Opinion by
Mr. Justice Hall.The parties appear here in the same order as in the trial court.
We refer to plaintiff in error as plaintiff and to the defendant in error as Dunhill.
Plaintiff commenced this action on April 26, 1960, and in its complaint alleges that (1) on August 25, 1959, Dunhill and one Carsrud made and delivered to the Kerr Motor Company their promissory note for the principal sum of $2129.28 payable in monthly installments; (2) that the plaintiff is the holder of said note in due *394course, and (3) that there is due thereon $1733.94. A copy of the note is attached to the complaint.
Dunhill, on November 2, 1960, filed his answer and cross-complaint. In his answer he denied each allegation in plaintiff’s complaint. His cross-complaint was stricken, thus leaving as the only issues to be determined the allegations of the complaint.
In the record appears a PRE-TRIAL ORDER of very dubious value. Therein it is provided:
“7. The following issues of law, and no others, remain to be litigated at the trial:
“a. The plaintiff’s corporate status.
“b. Whether the length of time plaintiff held the security after repossession diminishes or relieves defendands’ [sic] liability for the unpaid balance, and whether there was a proper legal foreclosure of the Buick automobile.
“c. The nature of the document appended to the complaint as Exhibit A.’ ”
With reference to (b) above, we observe that there has been injected into the case an issue that is entirely foreign to the pleadings. With reference to (c) another issue is involved. The document appended is nothing more nor less than a negotiable promissory note; no one does or could contend otherwise. Thus it appears that the pretrial has not served to simplify the issues, but has created new issues and ignored the issues as made by the pleadings.
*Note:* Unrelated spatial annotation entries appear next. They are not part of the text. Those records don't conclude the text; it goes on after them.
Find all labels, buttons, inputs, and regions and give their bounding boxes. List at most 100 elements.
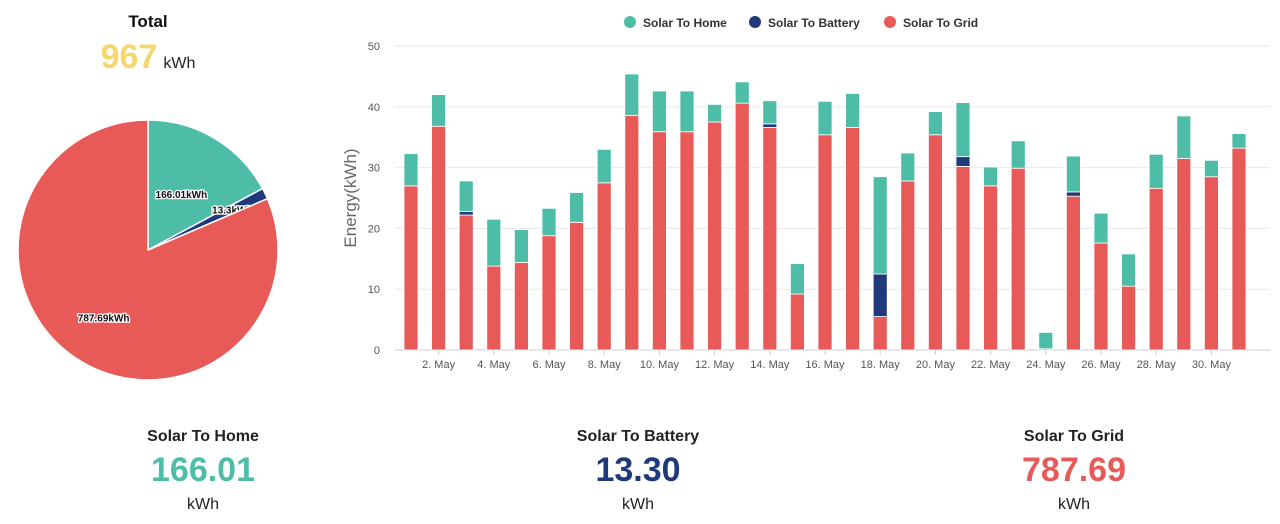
- bar-segment-solar-to-home: [734, 81, 750, 104]
- stat-value: 787.69: [1022, 451, 1126, 489]
- bar-segment-solar-to-grid: [1121, 285, 1136, 351]
- bar-segment-solar-to-grid: [789, 293, 805, 351]
- x-tick-label: 12. May: [695, 359, 735, 371]
- bar-segment-solar-to-battery: [458, 210, 474, 216]
- stat-title: Solar To Grid: [1023, 428, 1125, 445]
- bar-segment-solar-to-home: [1010, 140, 1026, 169]
- total-value: 967: [100, 38, 158, 76]
- stat-value: 13.30: [595, 451, 681, 489]
- bar-segment-solar-to-home: [403, 153, 419, 187]
- x-tick-label: 22. May: [971, 359, 1011, 371]
- bar-segment-solar-to-home: [1204, 159, 1219, 178]
- x-tick-label: 10. May: [640, 359, 680, 371]
- x-tick-label: 18. May: [861, 359, 901, 371]
- bar-segment-solar-to-home: [817, 100, 833, 136]
- bar-segment-solar-to-grid: [596, 182, 612, 351]
- bar-segment-solar-to-home: [1176, 115, 1192, 159]
- x-tick-label: 28. May: [1137, 359, 1177, 371]
- stat-solar-to-home: Solar To Home 166.01 kWh: [73, 428, 333, 514]
- total-title: Total: [128, 12, 168, 31]
- pie-data-label: 166.01kWh: [156, 190, 208, 201]
- bar-segment-solar-to-home: [872, 176, 888, 275]
- stat-unit: kWh: [1058, 496, 1090, 513]
- bar-segment-solar-to-home: [486, 218, 502, 267]
- bar-segment-solar-to-grid: [872, 316, 888, 351]
- bar-segment-solar-to-grid: [1093, 242, 1109, 351]
- y-tick-label: 40: [368, 102, 380, 114]
- pie-slice-solar-to-home: [147, 119, 264, 252]
- total-summary: 967 kWh: [58, 38, 238, 77]
- legend-marker: [749, 16, 761, 28]
- legend-label: Solar To Grid: [903, 16, 978, 30]
- bar-segment-solar-to-grid: [983, 185, 998, 351]
- stat-unit: kWh: [622, 496, 654, 513]
- y-tick-label: 0: [374, 345, 380, 357]
- legend-label: Solar To Home: [643, 16, 727, 30]
- x-tick-label: 6. May: [532, 359, 566, 371]
- y-tick-label: 10: [368, 284, 380, 296]
- bar-segment-solar-to-grid: [679, 131, 695, 351]
- legend-marker: [624, 16, 636, 28]
- x-tick-label: 20. May: [916, 359, 956, 371]
- x-tick-label: 2. May: [422, 359, 456, 371]
- bar-segment-solar-to-home: [1231, 133, 1247, 149]
- total-unit: kWh: [163, 55, 196, 72]
- bar-segment-solar-to-grid: [1066, 195, 1081, 351]
- bar-segment-solar-to-grid: [762, 127, 778, 351]
- bar-segment-solar-to-grid: [431, 125, 446, 351]
- bar-segment-solar-to-home: [707, 103, 723, 123]
- y-tick-label: 20: [368, 223, 380, 235]
- bar-segment-solar-to-grid: [734, 102, 750, 351]
- bar-segment-solar-to-battery: [872, 273, 888, 317]
- bar-segment-solar-to-home: [651, 90, 667, 133]
- bar-segment-solar-to-grid: [955, 165, 971, 351]
- stat-unit: kWh: [187, 496, 219, 513]
- bar-segment-solar-to-home: [762, 100, 778, 125]
- stat-title: Solar To Home: [147, 428, 259, 445]
- pie-slice-solar-to-grid: [17, 119, 279, 381]
- x-tick-label: 14. May: [750, 359, 790, 371]
- bar-segment-solar-to-grid: [541, 235, 557, 351]
- bar-segment-solar-to-grid: [1010, 167, 1026, 351]
- bar-segment-solar-to-home: [679, 90, 695, 133]
- y-tick-label: 50: [368, 41, 380, 53]
- x-tick-label: 16. May: [805, 359, 845, 371]
- bar-segment-solar-to-grid: [624, 114, 640, 351]
- bar-segment-solar-to-home: [789, 263, 805, 295]
- bar-segment-solar-to-grid: [707, 121, 723, 351]
- x-tick-label: 8. May: [588, 359, 622, 371]
- bar-segment-solar-to-grid: [1148, 187, 1164, 351]
- legend-marker: [884, 16, 896, 28]
- bar-segment-solar-to-home: [1066, 155, 1081, 193]
- bar-segment-solar-to-grid: [928, 134, 943, 351]
- bar-segment-solar-to-grid: [900, 180, 916, 351]
- x-tick-label: 4. May: [477, 359, 511, 371]
- bar-segment-solar-to-home: [431, 94, 446, 127]
- bar-segment-solar-to-grid: [1231, 147, 1247, 351]
- y-tick-label: 30: [368, 163, 380, 175]
- bar-segment-solar-to-home: [1038, 331, 1054, 350]
- bar-segment-solar-to-grid: [1176, 158, 1192, 351]
- stat-value: 166.01: [151, 451, 255, 489]
- bar-segment-solar-to-home: [1148, 153, 1164, 189]
- bar-segment-solar-to-home: [513, 229, 529, 263]
- pie-data-label: 787.69kWh: [78, 313, 130, 324]
- bar-segment-solar-to-grid: [817, 134, 833, 351]
- bar-segment-solar-to-home: [458, 180, 474, 212]
- bar-segment-solar-to-grid: [845, 127, 860, 351]
- stat-solar-to-grid: Solar To Grid 787.69 kWh: [944, 428, 1204, 514]
- bar-chart: 0 10 20 30 40 50 Energy(kWh) 2. May 4. May 6. May…: [341, 16, 1270, 371]
- bar-segment-solar-to-home: [1093, 212, 1109, 244]
- bar-segment-solar-to-battery: [1066, 191, 1081, 197]
- bar-segment-solar-to-home: [541, 207, 557, 237]
- bar-segment-solar-to-grid: [1204, 176, 1219, 351]
- x-tick-label: 30. May: [1192, 359, 1232, 371]
- bar-segment-solar-to-home: [928, 111, 943, 136]
- bar-segment-solar-to-home: [845, 93, 860, 128]
- bar-segment-solar-to-grid: [651, 131, 667, 351]
- bar-segment-solar-to-home: [983, 166, 998, 187]
- bar-segment-solar-to-grid: [486, 265, 502, 351]
- bar-segment-solar-to-battery: [762, 123, 778, 128]
- bar-segment-solar-to-home: [955, 102, 971, 158]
' Trial was to a jury. The note was admitted in evidence and testimony given as to the amount remaining due and unpaid after giving credit for the first monthly payment of $68.72 made by Carsrud on September 25, 1959; unearned insurance premiums refunded October 23, 1959, on cancellation of insurance on the car purchased by Carsrud; $91.00 credited December 3, 1959, from a reserve account set-up; $750.00 credited April 27, 1960, being the amount received from sale of the repossessed automobile, and a credit of $127.55 in January of 1962, *395derived from garnishee proceedings against Carsrud, leaving a balance due of $805.35.
Mr. Martin, plaintiff’s manager and the only witness to testify, was subjected to extensive cross-examination dealing with plaintiff’s actions in taking possession of the car, getting title thereto, cleaning it up so that it might be sold, and on many other irrelevant matters.
At the close of the testimony Dunhill moved for a judgment of dismissal. This was denied, whereupon Dunhill rested. Plaintiff then moved for a directed verdict. This was denied. On further consideration the trial court discharged the jury, granted Dunhill’s motion for dismissal, and entered judgment in favor of Dunhill and against plaintiff, and assessed the costs against plaintiff.
The plaintiff is here by writ of error seeking reversal.
Only one witness testified — Mr. Martin, the vice-president and manager of the plaintiff. His testimony amply supported every allegation of plaintiff’s complaint, except as to the allegation in the complaint that there was due on said note $1733.94, and with reference to that his testimony was to the effect that the balance due was $805.35.
In his testimony Martin gave in detail credits that were due the defendant Carsrud by reason of the plaintiff having repossessed and disposed of the mortgaged car, and also a credit of $127.55, “the result of a garnishment of funds on Mr. Carsrud.” After giving all credits due, Martin testified that there was an unpaid balance on the note of $805.35.
There is not one word of testimony in the record contrary to that of Martin, nor is there anything in the record to cast any doubt on the correctness of his testimony. Dunhill has not pleaded partial or full payment of the indebtedness evidenced by the note.
We find nothing in the record to justify the action of the ■ trial judge in dismissing plaintiff’s complaint — in *396so doing he necessarily disregarded the pleadings -and the proof.
Plaintiff’s motion for a directed verdict for $805.35 should have been sustained.
The judgment is reversed and the cause remanded to the trial court with directions to enter judgment in favor of plaintiff and against Dunhill in the amount of $805.35, nunc pro tunc as of the date of trial, January 10, 1962, and to assess all costs here and in the trial court against Dunhill.
Mr. Chief Justice Frantz and Mr. Justice Day concur.